Design, test, analyze, repeat. Whether it’s Archimedes working on a compound pulley, or Andrew Viterbi developing the algorithm that opened the door to modern communications, this is how engineers have always innovated. But that seemingly simple process has posed a challenge to one of the most important engineering tools today: Machine Learning and Artificial Intelligence. Now, three Ming Hsieh Department of Electrical and Computer Engineering professors have won a 4-year, $2 million DARPA grant to address the problem. Salman Avestimehr, principal investigator, along with Professors Murali Annavaram and Mahdi Soltanolkotabi will be working on new algorithmic solutions to better test and train machine learning models for artificial intelligence.
First, a little background into machine learning in general. In a nutshell, machine learning is a set of algorithms which are modeled after the human brain and are designed to take in large amounts of data and recognize patterns. What sets them apart is not just how fast they can analyze data, but the fact that they can actually learn and improve upon their results as they receive more information. Deep neural networks (DNNs) have already become integral parts of most modern industries, from banking and finance, to defense, security, health and pretty much anything else you can imagine.
“Innovation can only happen as fast as you can test and analyze your design. This process is the fuel for A.I. data science.”
– Professor Salman Avestimehr
The challenge in designing and testing machine learning models, such as DNNs, is that they are gigantic in size – they consist of millions of parameters that need be trained. Furthermore, they need to be trained over enormous datasets to achieve good performance. With today’s technology, training large-scale models can take multiple days or weeks! A promising solution for handling this problem is to leverage distributed training. In fact, companies like Google have been able to harness significantly larger datasets for problems like web search in sub-second timescales. Unfortunately, for machine learning tasks, the performance benefits of using multiple computer nodes currently do not scale well with the number of machines and often a diminishing benefit is observed as we try to scale it up.

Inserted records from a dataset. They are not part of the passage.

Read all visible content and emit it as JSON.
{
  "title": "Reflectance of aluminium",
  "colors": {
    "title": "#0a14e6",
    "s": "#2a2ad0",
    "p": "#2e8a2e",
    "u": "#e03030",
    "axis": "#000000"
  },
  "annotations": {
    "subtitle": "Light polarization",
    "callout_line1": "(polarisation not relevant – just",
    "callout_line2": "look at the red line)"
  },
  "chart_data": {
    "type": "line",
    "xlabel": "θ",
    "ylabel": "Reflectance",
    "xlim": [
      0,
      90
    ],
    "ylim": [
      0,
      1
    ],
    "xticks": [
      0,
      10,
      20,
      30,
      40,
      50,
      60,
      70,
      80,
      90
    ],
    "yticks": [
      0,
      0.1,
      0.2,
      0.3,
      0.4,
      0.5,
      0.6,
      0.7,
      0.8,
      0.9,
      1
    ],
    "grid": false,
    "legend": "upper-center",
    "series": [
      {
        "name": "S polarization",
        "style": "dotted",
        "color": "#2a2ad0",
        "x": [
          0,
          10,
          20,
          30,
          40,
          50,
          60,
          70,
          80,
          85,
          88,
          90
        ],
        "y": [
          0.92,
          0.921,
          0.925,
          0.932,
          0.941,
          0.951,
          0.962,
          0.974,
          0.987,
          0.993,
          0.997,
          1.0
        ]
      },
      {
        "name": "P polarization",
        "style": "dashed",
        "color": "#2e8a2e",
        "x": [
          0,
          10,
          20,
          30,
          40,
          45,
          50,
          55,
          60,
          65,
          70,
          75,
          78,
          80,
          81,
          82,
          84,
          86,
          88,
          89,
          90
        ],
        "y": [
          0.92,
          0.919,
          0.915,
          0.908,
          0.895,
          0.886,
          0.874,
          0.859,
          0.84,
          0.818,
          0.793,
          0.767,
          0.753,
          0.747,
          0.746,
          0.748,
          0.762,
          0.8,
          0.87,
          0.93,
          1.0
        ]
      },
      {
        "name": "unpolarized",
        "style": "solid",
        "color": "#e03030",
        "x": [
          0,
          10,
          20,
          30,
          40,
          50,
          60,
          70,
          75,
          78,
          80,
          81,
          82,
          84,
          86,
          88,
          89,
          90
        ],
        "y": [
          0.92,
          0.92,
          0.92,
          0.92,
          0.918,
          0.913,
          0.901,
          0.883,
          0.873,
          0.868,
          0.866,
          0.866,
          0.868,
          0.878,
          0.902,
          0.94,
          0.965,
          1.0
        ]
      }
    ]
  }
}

The overarching goal of this project, named DIAMOND (Distributed Training of Massive Models at Bandwidth Frontiers), is to leverage algorithmic, hardware, and system implementation innovations to break this barrier in distributed deep model training and enable two orders of magnitude speedup. These speedups are only possible because the team will be exploring radically new hardware, models, and approaches to DNN training.
Improving the speed at which DNNs can be trained and tested cannot be understated. Consider this hypothetical: A company has developed a technology which can be implemented at airports. It can scan people’s faces as they arrive and identify those who may be infected with coronavirus. For a technology like this to work, a DNN is needed. And this brings us back to that design, test, analyze, repeat pattern. In our current system, it may take engineers weeks or months to complete the process of designing, testing and redesigning the DNN. In the time it would take to train the network to handle that data and think on its own, it would be too late. In fact, motivated by the above example, the USC team also plans to develop an application scenario, named ADROIT (Anomaly Detector using Relationships over Image Traces), to demonstrate the societal impact of their innovations.
Engineering has always been, in part, about innovation. Something is made, tested, and improved upon. Without innovation, there can be no true progress – for engineers or the society in which they operate. This is not lost on Avestimehr. “Innovation can only happen as fast as you can test and analyze your design – this process is the fuel for A.I. data science,” he says. Yes, the work of these researchers could speed up the rate at which we train and test DNNs, bring down the cost of training significantly, and ultimately bring technology to society faster. But there is something more important at stake as well: Ensuring the continued ability to innovate new machine learning models and the Artificial Intelligence that relies on them.